Unfortunately, this point of view does not address an entire group of people for whom immigration was not a choice. The children of undocumented immigrants were brought by adults into the US without their knowledge or will. These children grow up alongside US citizens, go to school with documented classmates, and share in the cultural environment to which they have been brought. Home, for these children, is America. Some cannot even speak the language of their native country. They are, in their minds, and their hearts, Americans. Like Juan.

This dilemma has led to some legislative initiatives. For example, AB 540, the California Dream Act, provides opportunities for undocumented immigrant students who have attended a California high school for 3 years or more to apply for financial aid and attend college at in-state tuition rates. But even this small step to address the challenges faced by these teens and young adults who are eager to contribute as active members of the society in which they were raised has been under attack in the courts. And this step still would not allow students like Juan to become doctors, nurses, pharmacists, or other much-needed licensed health professionals.
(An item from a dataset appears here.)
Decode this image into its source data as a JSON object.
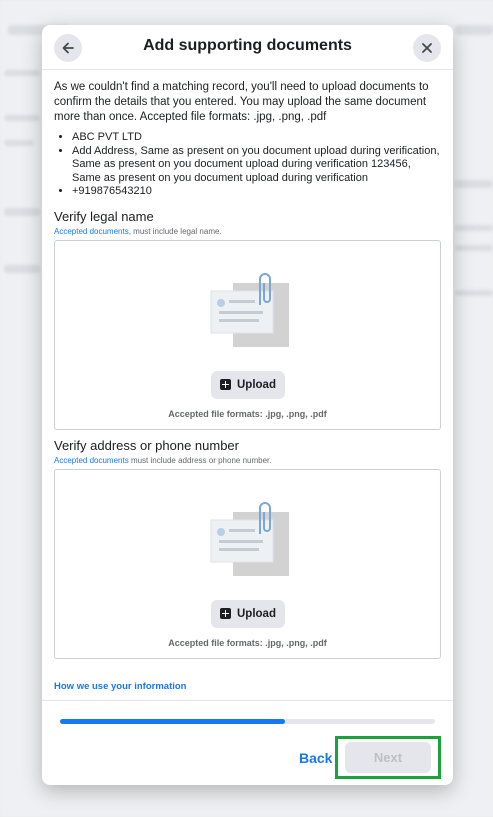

Is the lifeboat really the analogy that motivates these restrictions? Or is it the desire of those fortunate to be born or naturalized citizens of the first world to limit access to the "streets of gold" and maintain a ready underclass to staff its labor force or military ranks? (Undocumented individuals who join the military can become eligible for a green card and eventual citizenship, especially posthumously.) For many of these "undocumented" young people, their parents risked their lives to come to the US. Now, they themselves may have to risk their lives to become citizens.

There are many Juans waiting in the United States, eager to serve in ways that would benefit humanity. And we need them. It is time to give them a chance, a pathway to documentation and citizenship--in the country in which they were raised. Did we not, after all, invite them?

Give me your tired, your poor...
Send these, the homeless, tempest-tossed, to me:
I lift my lamp beside the golden door.